Several years ago, my denomination came out with a new marketing campaign, “ReThink Church.” I thought it was extremely timely. Don’t get me wrong. I fully realize I am no marketing expert. I was one of the few kids in the ‘80s who actually thought the “This Is Your Brain on Drugs” campaign, the one with the egg frying in a pan, was effective. A Don Draper of Mad Men fame, I am not.

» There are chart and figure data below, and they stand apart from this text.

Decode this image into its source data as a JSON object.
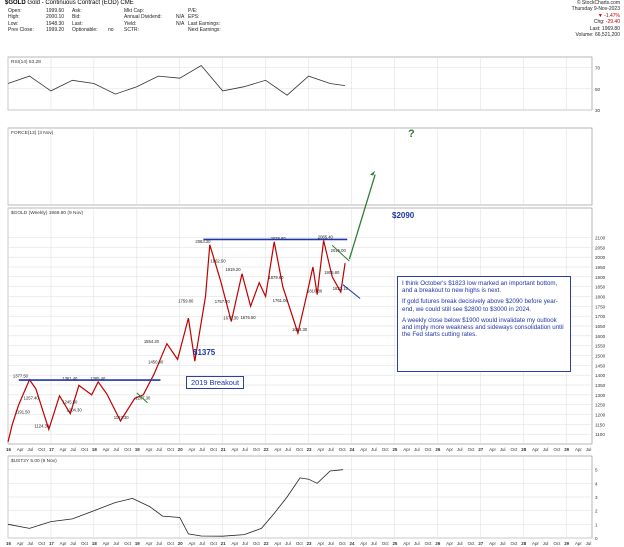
{
  "header": {
    "symbol": "$GOLD",
    "name": "Gold - Continuous Contract (EOD)",
    "exchange": "CME",
    "source": "© StockCharts.com",
    "col1": [
      [
        "Open:",
        "1999.60"
      ],
      [
        "High:",
        "2000.10"
      ],
      [
        "Low:",
        "1948.30"
      ],
      [
        "Prev Close:",
        "1999.20"
      ]
    ],
    "col2": [
      [
        "Ask:",
        ""
      ],
      [
        "Bid:",
        ""
      ],
      [
        "Last:",
        ""
      ],
      [
        "Optionable:",
        "no"
      ]
    ],
    "col3": [
      [
        "Mkt Cap:",
        ""
      ],
      [
        "Annual Dividend:",
        "N/A"
      ],
      [
        "Yield:",
        "N/A"
      ],
      [
        "SCTR:",
        ""
      ]
    ],
    "col4": [
      [
        "P/E:",
        ""
      ],
      [
        "EPS:",
        ""
      ],
      [
        "Last Earnings:",
        ""
      ],
      [
        "Next Earnings:",
        ""
      ]
    ],
    "right": [
      [
        "Thursday  9-Nov-2023",
        ""
      ],
      [
        "",
        "-1.47%"
      ],
      [
        "Chg:",
        "-29.40"
      ],
      [
        "Last:",
        "1969.80"
      ],
      [
        "Volume:",
        "66,521,200"
      ]
    ]
  },
  "annotations": {
    "level_2090": "$2090",
    "level_1375": "$1375",
    "breakout": "2019 Breakout",
    "question": "?",
    "para1": "I think October's $1823 low marked an important bottom, and a breakout to new highs is next.",
    "para2": "If gold futures break decisively above $2090 before year-end, we could still see $2800 to $3000 in 2024.",
    "para3": "A weekly close below $1900 would invalidate my outlook and imply more weakness and sideways consolidation until the Fed starts cutting rates."
  },
  "colors": {
    "price": "#c00000",
    "rsi": "#333333",
    "usd": "#222222",
    "accent": "#1f36a6",
    "arrow": "#2e7d32",
    "grid": "#dddddd"
  },
  "chart_data": [
    {
      "type": "line",
      "title": "RSI(14) 53.28",
      "ylim": [
        30,
        80
      ],
      "yticks": [
        30,
        50,
        70
      ],
      "series": [
        {
          "name": "RSI(14)",
          "x": [
            2016.0,
            2016.5,
            2017.0,
            2017.5,
            2018.0,
            2018.5,
            2019.0,
            2019.5,
            2020.0,
            2020.5,
            2021.0,
            2021.5,
            2022.0,
            2022.5,
            2023.0,
            2023.5,
            2023.85
          ],
          "values": [
            55,
            62,
            48,
            58,
            55,
            45,
            52,
            62,
            60,
            72,
            48,
            52,
            58,
            44,
            62,
            55,
            53
          ]
        }
      ]
    },
    {
      "type": "line",
      "title": "FORCE(13) (3 Nov)",
      "ylim": [
        -1.5,
        1.5
      ],
      "yticks": [],
      "series": [
        {
          "name": "FORCE(13)",
          "x": [],
          "values": []
        }
      ]
    },
    {
      "type": "line",
      "title": "$GOLD (Weekly) 1969.80 (9 Nov)",
      "xlabel": "",
      "ylabel": "",
      "ylim": [
        1050,
        2250
      ],
      "yticks": [
        1100,
        1150,
        1200,
        1250,
        1300,
        1350,
        1400,
        1450,
        1500,
        1550,
        1600,
        1650,
        1700,
        1750,
        1800,
        1850,
        1900,
        1950,
        2000,
        2050,
        2100
      ],
      "xticks": [
        "16",
        "Apr",
        "Jul",
        "Oct",
        "17",
        "Apr",
        "Jul",
        "Oct",
        "18",
        "Apr",
        "Jul",
        "Oct",
        "19",
        "Apr",
        "Jul",
        "Oct",
        "20",
        "Apr",
        "Jul",
        "Oct",
        "21",
        "Apr",
        "Jul",
        "Oct",
        "22",
        "Apr",
        "Jul",
        "Oct",
        "23",
        "Apr",
        "Jul",
        "Oct",
        "24",
        "Apr",
        "Jul",
        "Oct",
        "25",
        "Apr",
        "Jul",
        "Oct",
        "26",
        "Apr",
        "Jul",
        "Oct",
        "27",
        "Apr",
        "Jul",
        "Oct",
        "28",
        "Apr",
        "Jul",
        "Oct",
        "29",
        "Apr",
        "Jul"
      ],
      "xlim": [
        2016.0,
        2029.6
      ],
      "series": [
        {
          "name": "$GOLD",
          "x": [
            2016.0,
            2016.1,
            2016.25,
            2016.5,
            2016.65,
            2016.95,
            2017.2,
            2017.45,
            2017.65,
            2017.95,
            2018.1,
            2018.3,
            2018.62,
            2018.95,
            2019.15,
            2019.4,
            2019.7,
            2019.95,
            2020.2,
            2020.35,
            2020.6,
            2020.7,
            2020.95,
            2021.2,
            2021.45,
            2021.65,
            2021.85,
            2022.0,
            2022.2,
            2022.4,
            2022.75,
            2022.95,
            2023.1,
            2023.2,
            2023.35,
            2023.55,
            2023.75,
            2023.85
          ],
          "values": [
            1060,
            1150,
            1250,
            1377,
            1330,
            1124,
            1295,
            1204,
            1348,
            1300,
            1366,
            1305,
            1167,
            1282,
            1300,
            1405,
            1560,
            1480,
            1690,
            1471,
            1800,
            2063,
            1880,
            1673,
            1916,
            1750,
            1870,
            1800,
            2078,
            1850,
            1614,
            1800,
            1950,
            1810,
            2085,
            1900,
            1823,
            1970
          ]
        }
      ],
      "labels": [
        {
          "x": 2016.3,
          "y": 1377,
          "text": "1377.50"
        },
        {
          "x": 2016.35,
          "y": 1195,
          "text": "1191.50"
        },
        {
          "x": 2016.55,
          "y": 1265,
          "text": "1257.40"
        },
        {
          "x": 2016.8,
          "y": 1124,
          "text": "1124.30"
        },
        {
          "x": 2017.45,
          "y": 1366,
          "text": "1361.40"
        },
        {
          "x": 2017.55,
          "y": 1204,
          "text": "1204.30"
        },
        {
          "x": 2017.45,
          "y": 1245,
          "text": "1245.50"
        },
        {
          "x": 2018.1,
          "y": 1366,
          "text": "1365.40"
        },
        {
          "x": 2018.65,
          "y": 1167,
          "text": "1167.30"
        },
        {
          "x": 2019.15,
          "y": 1267,
          "text": "1267.30"
        },
        {
          "x": 2019.35,
          "y": 1554,
          "text": "1554.20"
        },
        {
          "x": 2019.45,
          "y": 1450,
          "text": "1450.90"
        },
        {
          "x": 2020.15,
          "y": 1759,
          "text": "1759.80"
        },
        {
          "x": 2020.55,
          "y": 2063,
          "text": "2063.20"
        },
        {
          "x": 2020.9,
          "y": 1962,
          "text": "1962.50"
        },
        {
          "x": 2021.0,
          "y": 1757,
          "text": "1757.30"
        },
        {
          "x": 2021.2,
          "y": 1673,
          "text": "1673.30"
        },
        {
          "x": 2021.25,
          "y": 1919,
          "text": "1919.20"
        },
        {
          "x": 2021.6,
          "y": 1676,
          "text": "1676.50"
        },
        {
          "x": 2022.25,
          "y": 1879,
          "text": "1879.60"
        },
        {
          "x": 2022.35,
          "y": 1761,
          "text": "1761.00"
        },
        {
          "x": 2022.3,
          "y": 2078,
          "text": "2078.80"
        },
        {
          "x": 2022.8,
          "y": 1614,
          "text": "1614.30"
        },
        {
          "x": 2023.15,
          "y": 1810,
          "text": "1810.80"
        },
        {
          "x": 2023.4,
          "y": 2085,
          "text": "2085.40"
        },
        {
          "x": 2023.55,
          "y": 1905,
          "text": "1905.80"
        },
        {
          "x": 2023.7,
          "y": 2015,
          "text": "2015.00"
        },
        {
          "x": 2023.75,
          "y": 1823,
          "text": "1823.10"
        }
      ]
    },
    {
      "type": "line",
      "title": "$UST2Y 5.00 (9 Nov)",
      "ylim": [
        0,
        6
      ],
      "yticks": [
        0,
        1,
        2,
        3,
        4,
        5
      ],
      "series": [
        {
          "name": "$UST2Y",
          "x": [
            2016.0,
            2016.5,
            2017.0,
            2017.5,
            2018.0,
            2018.5,
            2018.9,
            2019.3,
            2019.6,
            2020.0,
            2020.2,
            2020.5,
            2021.0,
            2021.5,
            2021.9,
            2022.2,
            2022.5,
            2022.8,
            2023.0,
            2023.2,
            2023.5,
            2023.8
          ],
          "values": [
            1.0,
            0.7,
            1.2,
            1.4,
            2.0,
            2.6,
            2.9,
            2.3,
            1.6,
            1.5,
            0.3,
            0.15,
            0.13,
            0.25,
            0.7,
            1.8,
            3.0,
            4.4,
            4.3,
            4.0,
            4.9,
            5.0
          ]
        }
      ]
    }
  ]
}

But back to “ReThink Church.” Churches (all churches) in the last decades have taken a hit. I have to disagree with P.T. Barnum’s dictum that “all publicity is good.” Because, let’s face it, it’s not. Like someone tweeting they found rusty screws in their chocolate shake at a popular fast-food chain, some PR is just simply bad. LIkewise, most of the church’s publicity these days is less than stellar. And I am not one of those pastors who is going to blame the media. Sure, we don’t see many stories on our news app like “Christ Community Church Feeds the Hungry!” Or “First Baptist/Methodist/Presbyterian/etc. Collects Clothes for the Homeless!” Why not? I personally don’t think it’s because there is some secular cabal out to squash everything Christian. In my humble opinion, it’s because it’s not sensational. Which are you more likely to read and, more importantly from the media’s perspective, be exposed to the paid advertising: “Church Quilters Knit Sweater Vests for Veterans” or “Yeti Eats a Veterinarian!”? Okay, I know, over the top, but you get the point. Sensational sells. Routine doesn’t. This is why, when we do hear something in the news about a church, it’s something along the lines of, “Pastor Caught in Sex Scandal!” or, “Church Treasurer Defrauds Congregation.” I think the media is less to blame than we, the media consumers.
Again, I digress. I believe the marketing campaign and idea itself of “ReThinking Church” is important, because many, or maybe most, people who don’t go to church (and even a significant number who do) have a negative perception of the body of Christ. Rather than seeing it as a force for good and the loving hand of God in this world, they see the Church as a mere institution filled with hypocritical, judgy people. And, of course, they’re right! I say this as someone who loves the Church and who at times is judgy and hypocritical himself. And that is the paradox. The Church Universal (all Christians everywhere), the very bride of Christ being transformed into His beautiful, splendid image (Ephesians 5:25-27), is also made up of broken, fallen people—well, like me. This is why I believe the churches, at least in the United States, have a PR crisis, or at least a challenge, on our hands. How do you say, “There is something wonderful, divine, and life-changing going on here, and you should come and experience it!”, while warning simultaneously, “we are wounded, fragile, sometimes petty, and yes, judgy, people”? I think even Mr. Draper would have a challenge with this one.
I believe the mistake the Church has made too often is emphasizing the first, to the exclusion of the second. What I mean is that we paint a lopsided view of church as all good, without admitting the messy parts. It’s like serving an elegant dish at a five-star restaurant. The patrons never see how the dish was made in the kitchen. And that is the way it should be in that context, but in the Church, everyone at some point sees the kitchen. They witness how the “dish” is made, and at times, it ain’t pretty.
Thus, the “ReThink Church” campaign hits the proverbial nail on the head. We need to move away from the idea that people in churches have it all together (we don’t), and everything we do is on moral point (it isn’t). Instead, we need to convey to the world (to quote the original “Dear Abby”) that we are “a hospital for the sinners, not a museum for saints.” If we can do this, we will get people not only to “Rethink Church,” but also to reconsider giving us a try.